The isolated quassinoids and lignans were dissolved in dimethyl sulfoxide (DMSO) and diluted to the required concentration before the test. Two commercial agents, ningnanmycin and ribavirin, were used as positive control agents, while a solution of 0.01 M phosphate-buffered saline (PBS) containing 1% DMSO was used as negative control. Purified tobacco mosaic virus (TMV) U1 strain was obtained from the Institute of Plant Virology, Fujian Agriculture and Forestry University. Nicotiana tabacum cv. K₃₂₆, which were cultivated to 5–6 leaf stage in an insect-free greenhouse, were used for the anti-tobacco mosaic virus (TMV) assay.

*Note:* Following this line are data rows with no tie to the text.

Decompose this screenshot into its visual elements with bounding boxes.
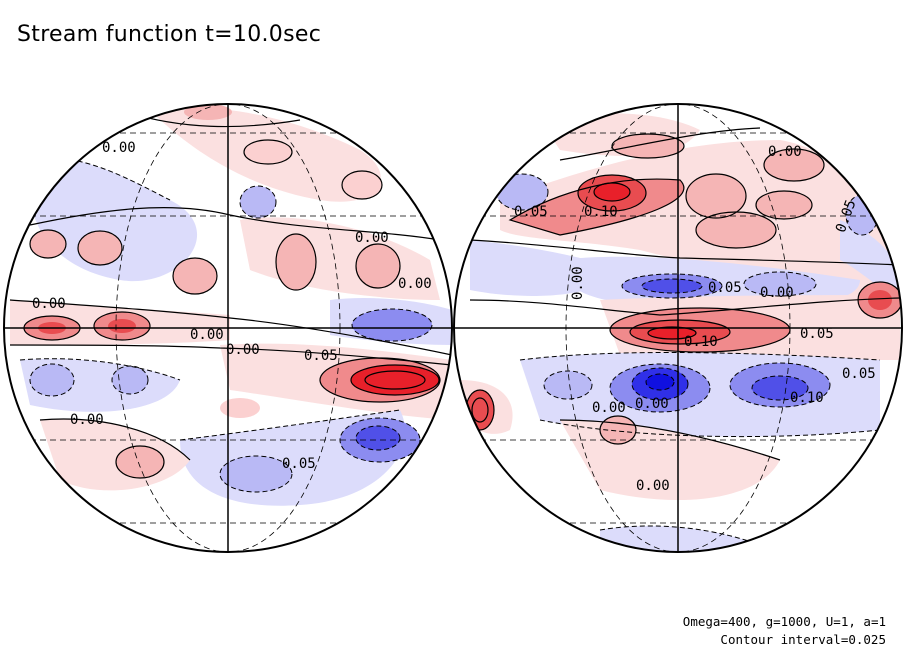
contour-label: 0.00	[635, 396, 669, 412]
contour-label: 0.00	[636, 478, 670, 494]
contour-interval-note: Contour interval=0.025	[720, 632, 886, 647]
contour-label: 0.05	[282, 456, 316, 472]
plot-title: Stream function t=10.0sec	[17, 22, 322, 47]
parameters-note: Omega=400, g=1000, U=1, a=1	[682, 614, 886, 629]
contour-label: 0.05	[304, 348, 338, 364]
contour-label: 0.00	[570, 266, 586, 300]
contour-label: 0.00	[592, 400, 626, 416]
contour-label: 0.05	[842, 366, 876, 382]
left-hemisphere: 0.00 0.00 0.00 0.00 0.00 0.00 0.05 0.00 …	[3, 103, 453, 553]
contour-label: 0.05	[800, 326, 834, 342]
left-contour-labels: 0.00 0.00 0.00 0.00 0.00 0.00 0.05 0.00 …	[32, 140, 432, 472]
contour-label: 0.00	[355, 230, 389, 246]
contour-label: 0.00	[70, 412, 104, 428]
contour-label: 0.10	[790, 390, 824, 406]
contour-label: 0.05	[514, 204, 548, 220]
contour-label: 0.10	[684, 334, 718, 350]
contour-label: 0.00	[760, 285, 794, 301]
contour-label: 0.00	[226, 342, 260, 358]
contour-label: 0.00	[768, 144, 802, 160]
right-contour-labels: 0.05 0.10 0.00 0.05 0.00 0.05 0.00 0.05 …	[514, 144, 876, 494]
contour-label: 0.10	[584, 204, 618, 220]
contour-label: 0.00	[190, 327, 224, 343]
right-hemisphere: 0.05 0.10 0.00 0.05 0.00 0.05 0.00 0.05 …	[453, 103, 903, 553]
contour-label: 0.00	[32, 296, 66, 312]
contour-label: 0.05	[708, 280, 742, 296]
contour-label: 0.00	[398, 276, 432, 292]
contour-label: 0.00	[102, 140, 136, 156]
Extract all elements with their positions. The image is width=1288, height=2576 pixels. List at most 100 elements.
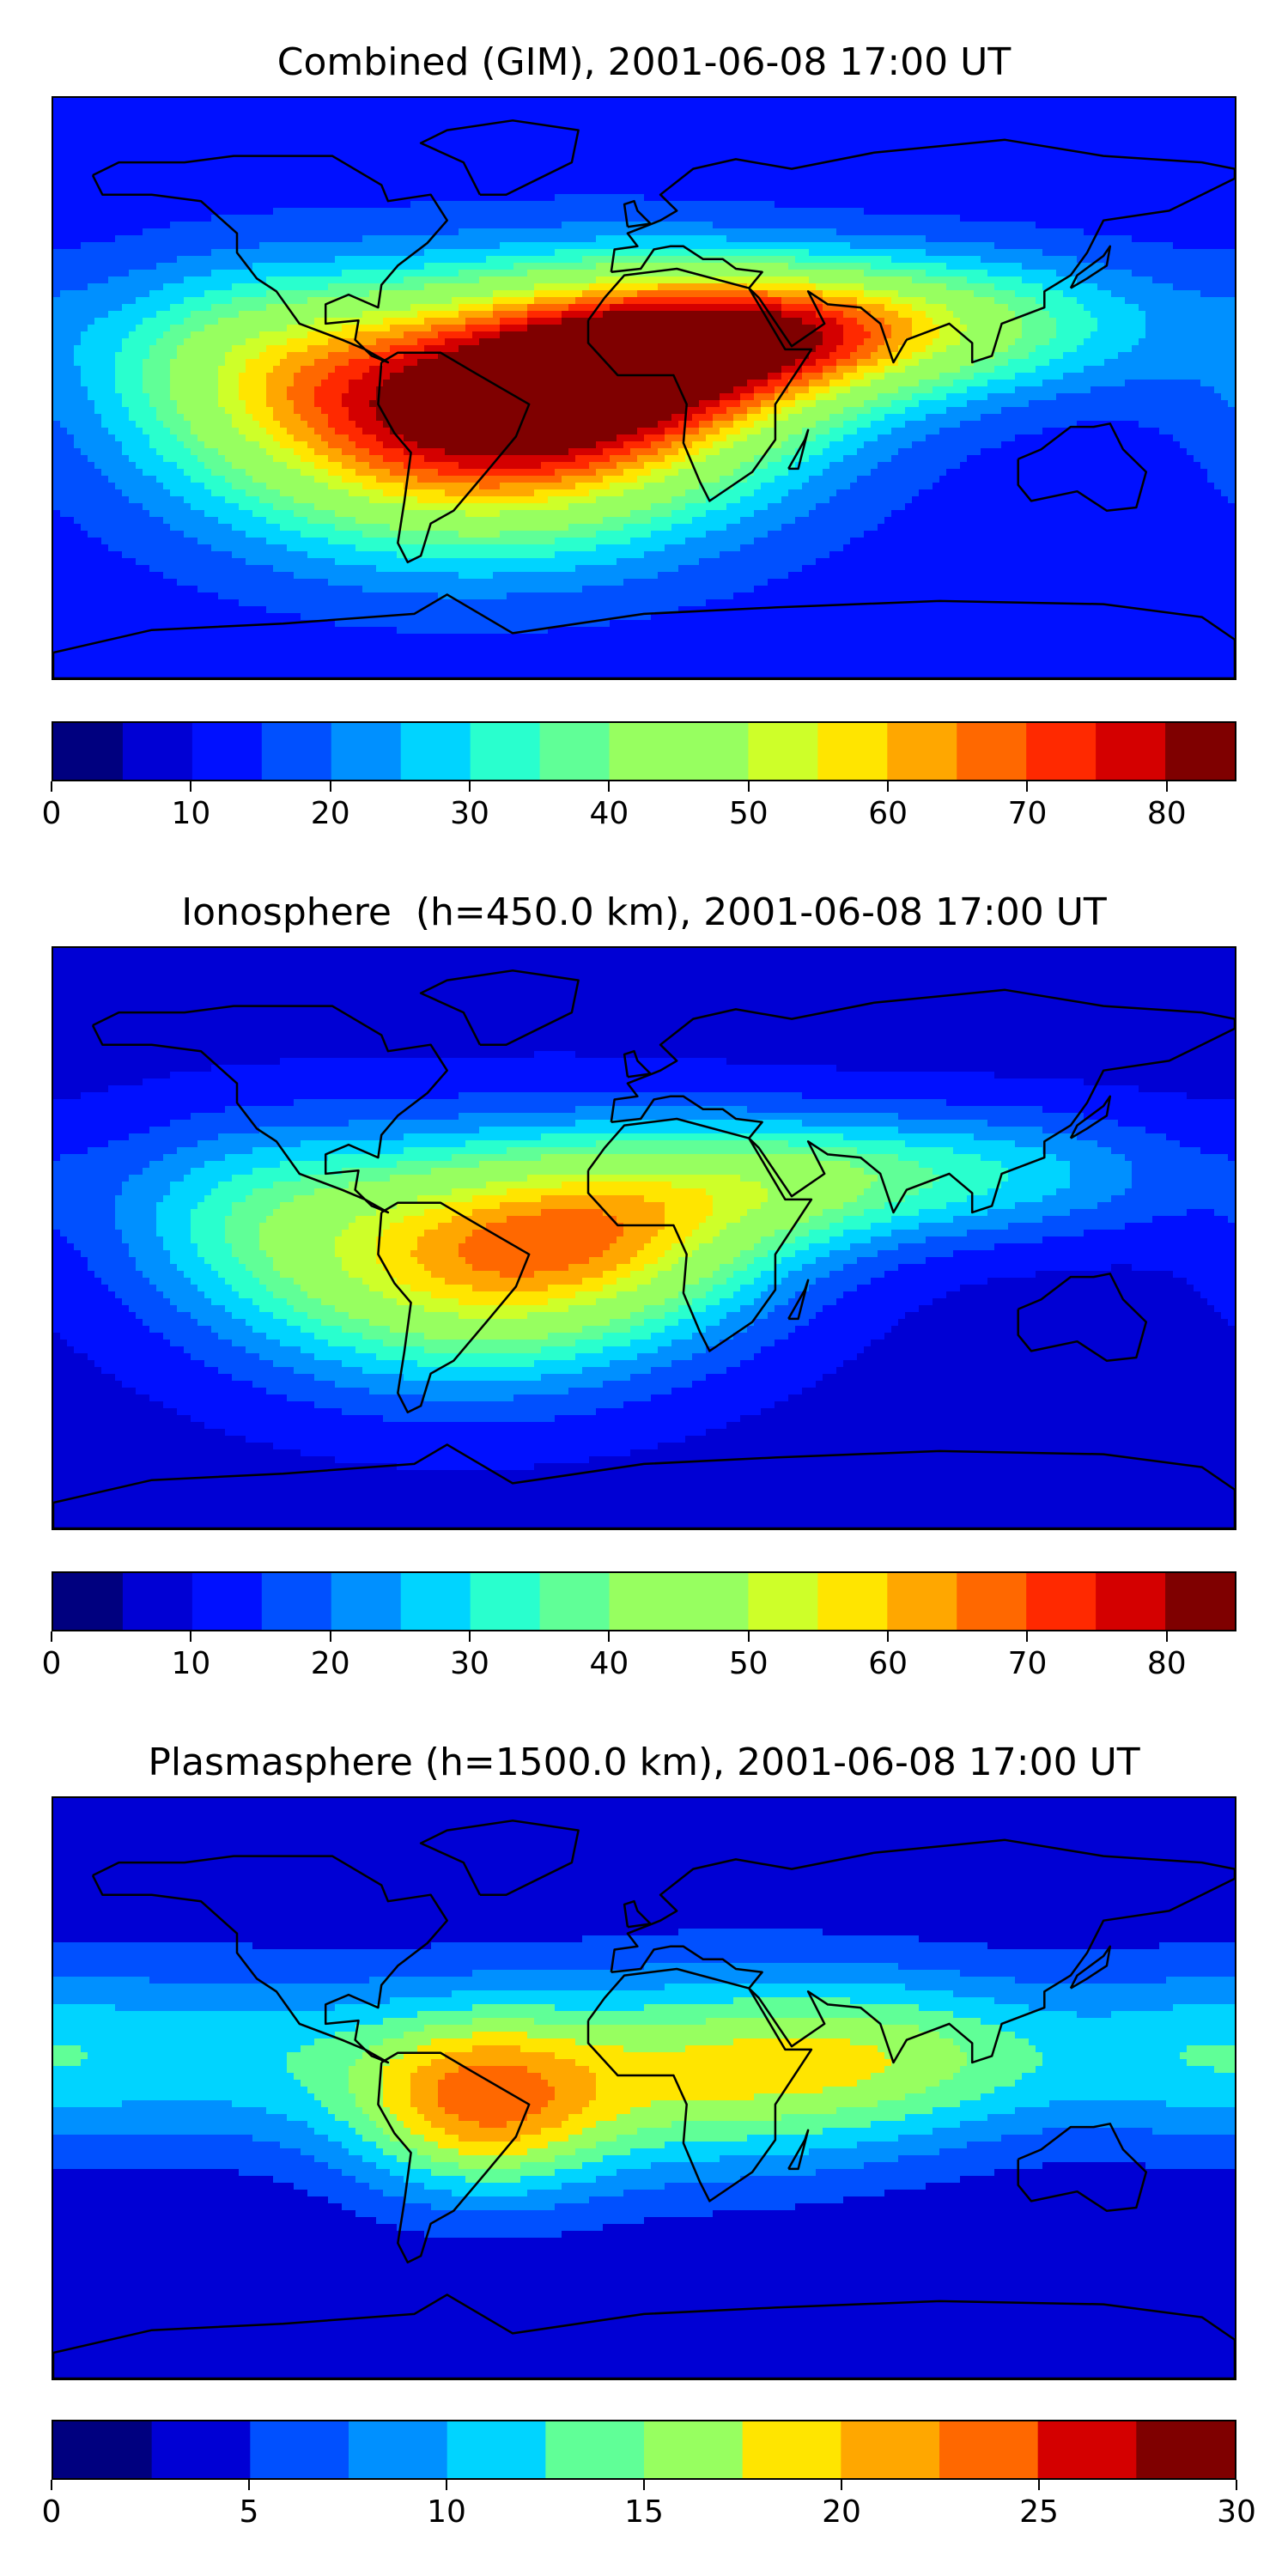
field-cell xyxy=(699,428,720,435)
field-cell xyxy=(699,1278,727,1285)
field-cell xyxy=(197,455,226,463)
field-cell xyxy=(259,1278,295,1285)
field-cell xyxy=(541,2107,583,2115)
field-cell xyxy=(1042,2059,1188,2067)
field-cell xyxy=(287,2066,349,2074)
field-cell xyxy=(369,1285,411,1292)
field-cell xyxy=(562,311,604,319)
field-cell xyxy=(1104,263,1235,270)
field-cell xyxy=(939,428,1043,435)
field-cell xyxy=(575,565,679,573)
field-cell xyxy=(53,112,1235,119)
field-cell xyxy=(115,1209,157,1217)
field-cell xyxy=(1173,434,1235,442)
field-cell xyxy=(795,256,892,264)
colorbar-band xyxy=(841,2421,940,2478)
field-cell xyxy=(335,524,391,532)
field-cell xyxy=(53,531,88,538)
field-cell xyxy=(156,1209,191,1217)
field-cell xyxy=(919,1935,1235,1943)
coastline-south-america xyxy=(377,351,531,564)
field-cell xyxy=(809,510,892,518)
field-cell xyxy=(843,325,865,332)
field-cell xyxy=(1022,325,1057,332)
field-cell xyxy=(713,2210,1235,2218)
field-cell xyxy=(53,1017,1235,1024)
colorbar-band xyxy=(331,723,402,780)
field-cell xyxy=(630,1449,1235,1457)
field-cell xyxy=(1063,290,1112,298)
field-cell xyxy=(637,1250,665,1258)
field-cell xyxy=(280,489,349,497)
field-cell xyxy=(53,2327,1235,2335)
field-cell xyxy=(53,1415,191,1423)
field-cell xyxy=(829,441,865,449)
field-cell xyxy=(369,496,418,504)
field-cell xyxy=(404,276,480,284)
field-cell xyxy=(1015,1202,1098,1210)
field-cell xyxy=(960,318,1023,325)
field-cell xyxy=(53,2272,1235,2280)
field-cell xyxy=(225,1278,260,1285)
field-cell xyxy=(630,1374,707,1382)
field-cell xyxy=(829,1250,878,1258)
field-cell xyxy=(53,2121,308,2129)
field-cell xyxy=(232,1209,274,1217)
field-cell xyxy=(349,1223,391,1230)
field-cell xyxy=(733,441,782,449)
field-cell xyxy=(143,228,459,236)
field-cell xyxy=(349,1312,459,1320)
field-cell xyxy=(520,2135,569,2142)
colorbar-tick xyxy=(51,1631,52,1642)
field-cell xyxy=(781,455,810,463)
field-cell xyxy=(53,641,1235,648)
field-cell xyxy=(390,469,439,477)
field-cell xyxy=(651,1367,727,1375)
field-cell xyxy=(981,414,1235,422)
field-cell xyxy=(177,345,233,353)
field-cell xyxy=(301,469,329,477)
field-cell xyxy=(905,1195,968,1203)
field-cell xyxy=(754,455,782,463)
field-cell xyxy=(740,400,762,408)
field-cell xyxy=(273,565,377,573)
field-cell xyxy=(836,228,1084,236)
coastline-japan xyxy=(1069,1095,1112,1139)
field-cell xyxy=(369,1319,611,1327)
field-cell xyxy=(829,352,851,360)
field-cell xyxy=(816,1381,1235,1388)
field-cell xyxy=(184,338,246,346)
field-cell xyxy=(699,483,734,490)
field-cell xyxy=(53,1901,1235,1909)
field-cell xyxy=(273,1257,343,1265)
field-cell xyxy=(163,1154,226,1162)
field-cell xyxy=(459,345,817,353)
field-cell xyxy=(438,2100,549,2108)
field-cell xyxy=(864,441,913,449)
field-cell xyxy=(919,2004,1030,2012)
field-cell xyxy=(301,1285,370,1292)
field-cell xyxy=(1214,1305,1235,1313)
field-cell xyxy=(1111,2011,1235,2019)
field-cell xyxy=(404,448,446,456)
field-cell xyxy=(163,1236,191,1244)
field-cell xyxy=(328,2107,363,2115)
field-cell xyxy=(507,1188,707,1196)
field-cell xyxy=(1132,1168,1235,1176)
field-cell xyxy=(795,393,817,401)
field-cell xyxy=(472,1209,542,1217)
field-cell xyxy=(658,448,679,456)
field-cell xyxy=(53,2320,1235,2328)
field-cell xyxy=(246,366,274,374)
colorbar-tick xyxy=(747,781,750,792)
field-cell xyxy=(740,2176,961,2184)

The antiviral assay was conducted using the leaf-disc method as previously described in our paper [5,7,13,38,39]. In brief, the growing leaves of tobacco were mechanically inoculated and infected with the target virus. Six hours later, leaf discs of 1 cm diameter were punched and floated on the test solutions, while leaf discs from the healthy leaves were used as mock. Six replicates were carried out for each sample. The test solutions with leaf discs were kept in a Petri dish and incubated for 48 h at 25 °C in a culture chamber, and then the leaf discs were grounded with the addition of 0.01 M pH 9.6 carbonate coating buffer (500 μL for each leaf disc) and centrifuged. The supernatant of each sample (200 μL) was transferred to a 96-well plate, which was then used to perform a standard indirect enzyme-linked immunosorbent assay as described in the literature [34,35]. The virus concentration was calculated according to a standard curve constructed based on the optical density at 405 nm (OD₄₀₅) values of a series of the diluted solutions of purified TMV.

5. Conclusions

Continuous phytochemical investigations on the samara of A. altissima led to the identification of two novel quassinoid glycosides, chuglycosides J and K, together with fourteen known lignans including tetrahydro-2-(4-hydroxy-3-methoxyphenyl)-4-[(4-hydroxyphenyl) methyl]-3-furanmethanol, (+)-lariciresinol, (+)-(1R,2S,5R,6S)-2,6-di(4′-hydroxyphenyl)-3,7-dioxabicyclo[3.3.0]octane, (+)-pinoresinol, (+)-isolariciresinol, (+)-isolariciresinol 3α-O-β-glucopyranoside, burselignan, densispicoside, secoisolariciresinol, dehydroconiferyl alcohol, curcasinlignan B, erythro-guaiacylglycerol-β-O-4′-coniferyl ether, 7R,8R-threo-4,7,9,9′-tetrahydroxy-3,3′-dimethoxy-8-O-4′-neolignan, threo-2,3-bis-(4-hydroxy-3-methoxyphenyl)-3-methoxypropanol, among which two quassinoids glycosides showed noticeable inhibitory effects against the replication of tobacco mosaic virus.